The DPA 1998 states that information given to companies, business and the government must be controlled following these guidelines:
- The information must be used fairly and lawfully
- The information can only be used for the specific purpose it was given for
- The information must not be kept for no longer than necessary
- Kept safe and secure
- The information must not be transferred outside the UK without adequate protection
One key right enshrined in the DPA 1998 is that individuals, or you the citizen, are entitled to know if private companies and government organisations are ‘controlling’ or holding information on you.
The procedure to find out if your private data is being retained by an organisation is known as a ‘subject access request’ or SAR. A SAR may be made to any of the following:
- Credit card companies
- Past or present employers
Once a SAR is made and submitted, the recipient of the SAR must within a prescribed time limit reveal to you all the information they hold on you. What may be of more interest to many of you is that the data controller must also provide information on:
- How they obtained your data
- Whether your data has been passed on to third parties or other organisations
Requests for your personal information may become complicated when there is an issue of confidentiality arising out of certain relationships (e.g. doctor/patient, lawyer/client) and when private information retained on one individual subject contains information or references to third parties. For example, private data on an individual who spent his or her youth in child care with social services is bound to contain names and data on other individuals who were involved with the child. In order to release the individual subject’s data, the data controller would need to get the consent of those third parties before releasing the individual’s data.

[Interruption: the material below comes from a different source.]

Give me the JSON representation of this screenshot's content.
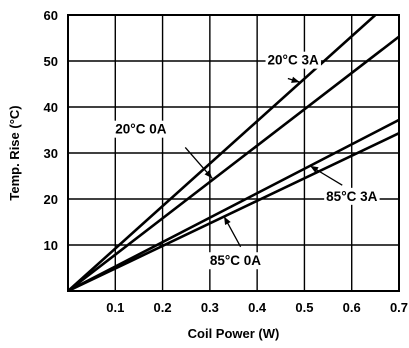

In an age when information technology and the internet have made the exchange of information reach lightning speeds, it is important to be aware of how your data and private information are being held. There are certain rights and obligations imposed upon data controllers who store and process your private information.
Regardless of whether there is a codified document establishing the ‘right to privacy’ set in stone or not, there are sufficient legal measures in place to protect the privacy of individual citizens. The DPA 1998 is an essential piece of legislation in this country which helps safeguard the storage and processing of your private information.